- Global Dance* (5:07) [B major mixolydian]
- Shamani (3:36) [F# major]
- The Upper Room* (13:29) [F# harmonic minor]
- Les Sons De Bali (1:54) [unknown tuning]
- Joy* (6:38) [G major]
- Raga Siva* (9:46) [F# Indian natural minor]
- Rio Gango (5:26) [F# major]
- Oriental Garden* (5:40) [A-flat melodic minor—altered]
- Akool* (3:19) [C major]
- Old World Raga** (10:47) [G locrian—altered]
Total Time: 65:48
* Original KalimbaMania
Music composed by EXILES: Jay Zelenka & Greg Mills
Recorded in several sessions throughout 1988 and '89
at Premier Film and Sound, St. Louis
Chris Rathert, Engineer
Tape restoration & digital transfer by Doug Rayburn:
Benton Park Studio, St. Louis
Remastered from the original recordings in 2007.
Jay Zelenka, Engineer
Design: Tony Patti
Produced by JZ/Freedonia Music
KalimbaMania © (P) 2008 Freedonia Music
Jay Zelenka: kalimbas, electronics
Greg Mills: kalimbas, piano, organ, electronics
KalimbaMania was first released in 1989 on the Esfoma Recordings label. This new compilation is digitally remastered from the original studio tapes and includes 21 minutes of additional recording from that era. All 10 compositions are live duet improvisations as are the overdub tracks in Global Dance. Electronic pitch transform programs (Yamaha SPX-90) are responsible for the altered voices in several pieces: In Les Sons De Bali electronic sounds suggest the dark gongs and silvery metallophones of Balinese Gamelan music. Shamani introduces an acoustic grand piano (Mills), pitch-transposed & paired with two kalimbas (Zelenka), also pitch-transposed, to create harmony & bass voices in a rhythmically dramatic piece evoking the mood of Indian jugalbundi. Raga Siva and Old World Raga use an organ and piano to create a drone filling the role traditionally taken by tamboura in Indian music. Tuned snare drums, bottom skin removed, serve as resonators to enhance volume and overtones. In traditional African playing, kalimbas are braced within large gourds for this purpose. Basing the individual improvisations on a variety of tunings, tempos, rhythms, & moods as well as using kalimbas of varied design add further diversity to this music.

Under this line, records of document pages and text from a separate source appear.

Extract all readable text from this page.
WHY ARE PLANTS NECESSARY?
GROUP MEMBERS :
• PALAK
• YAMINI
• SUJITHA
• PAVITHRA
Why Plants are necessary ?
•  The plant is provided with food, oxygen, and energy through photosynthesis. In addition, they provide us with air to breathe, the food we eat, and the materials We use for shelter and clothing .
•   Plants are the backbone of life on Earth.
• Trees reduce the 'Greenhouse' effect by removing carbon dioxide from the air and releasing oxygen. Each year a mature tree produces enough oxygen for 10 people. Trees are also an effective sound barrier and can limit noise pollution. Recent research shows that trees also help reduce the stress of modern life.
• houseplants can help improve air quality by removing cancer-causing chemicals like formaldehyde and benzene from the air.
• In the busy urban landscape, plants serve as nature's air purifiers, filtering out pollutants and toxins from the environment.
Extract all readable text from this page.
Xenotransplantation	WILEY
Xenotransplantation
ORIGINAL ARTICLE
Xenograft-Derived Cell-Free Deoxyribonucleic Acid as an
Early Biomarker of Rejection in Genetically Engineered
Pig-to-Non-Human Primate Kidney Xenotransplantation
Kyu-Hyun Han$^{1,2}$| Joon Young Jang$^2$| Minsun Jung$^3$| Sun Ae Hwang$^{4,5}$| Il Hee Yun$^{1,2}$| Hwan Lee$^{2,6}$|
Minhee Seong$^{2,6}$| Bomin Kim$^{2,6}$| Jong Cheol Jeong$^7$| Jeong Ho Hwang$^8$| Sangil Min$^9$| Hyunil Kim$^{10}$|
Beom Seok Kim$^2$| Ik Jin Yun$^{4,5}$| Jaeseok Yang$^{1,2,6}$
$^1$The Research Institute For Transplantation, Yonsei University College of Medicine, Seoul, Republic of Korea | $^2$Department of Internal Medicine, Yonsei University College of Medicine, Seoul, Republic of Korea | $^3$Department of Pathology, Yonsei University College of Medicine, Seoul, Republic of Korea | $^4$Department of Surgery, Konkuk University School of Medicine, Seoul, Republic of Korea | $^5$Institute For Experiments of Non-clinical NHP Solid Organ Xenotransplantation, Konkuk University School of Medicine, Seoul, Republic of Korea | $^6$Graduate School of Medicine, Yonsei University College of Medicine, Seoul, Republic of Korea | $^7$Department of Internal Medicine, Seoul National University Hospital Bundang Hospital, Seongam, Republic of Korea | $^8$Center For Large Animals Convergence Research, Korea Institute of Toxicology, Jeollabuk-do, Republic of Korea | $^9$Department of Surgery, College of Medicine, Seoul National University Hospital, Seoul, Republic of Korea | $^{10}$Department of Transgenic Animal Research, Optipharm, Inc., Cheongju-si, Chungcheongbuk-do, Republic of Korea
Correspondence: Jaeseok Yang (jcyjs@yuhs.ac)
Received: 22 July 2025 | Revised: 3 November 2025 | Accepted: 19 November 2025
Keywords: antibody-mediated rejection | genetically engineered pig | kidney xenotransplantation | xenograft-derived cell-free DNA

kalimba (kah-LIM-bah): a hand held pan-African metallophone with an unspecified number of keys ranging from as few as 6 or 8 to 40 or more played by plucking with thumb and fingers. On larger instruments keys can be arrayed in a double, manual. Traditionally it accompanied the player's singing & was often played in large ensembles. Tuning is flexible within a range based on the instrument's physical size and characteristically relates to the players vocal range and natural tonic. The tines or keys are usually metal and occasionally hardwood or bamboo. The bodies are fashioned from wood boxes, tortoise shells, metal cans, coconut shells & traditionally from gourds of all sizes. Called kalimba in the Bembe language of the Bantu people, the Shona name for this instrument is mbira Some other African names: sanzhi, likembe, nsansi, lisanza, thandi.
mania (MAY-nee-ah): an excessive persistent enthusiasm, obsession, rapturous excitement.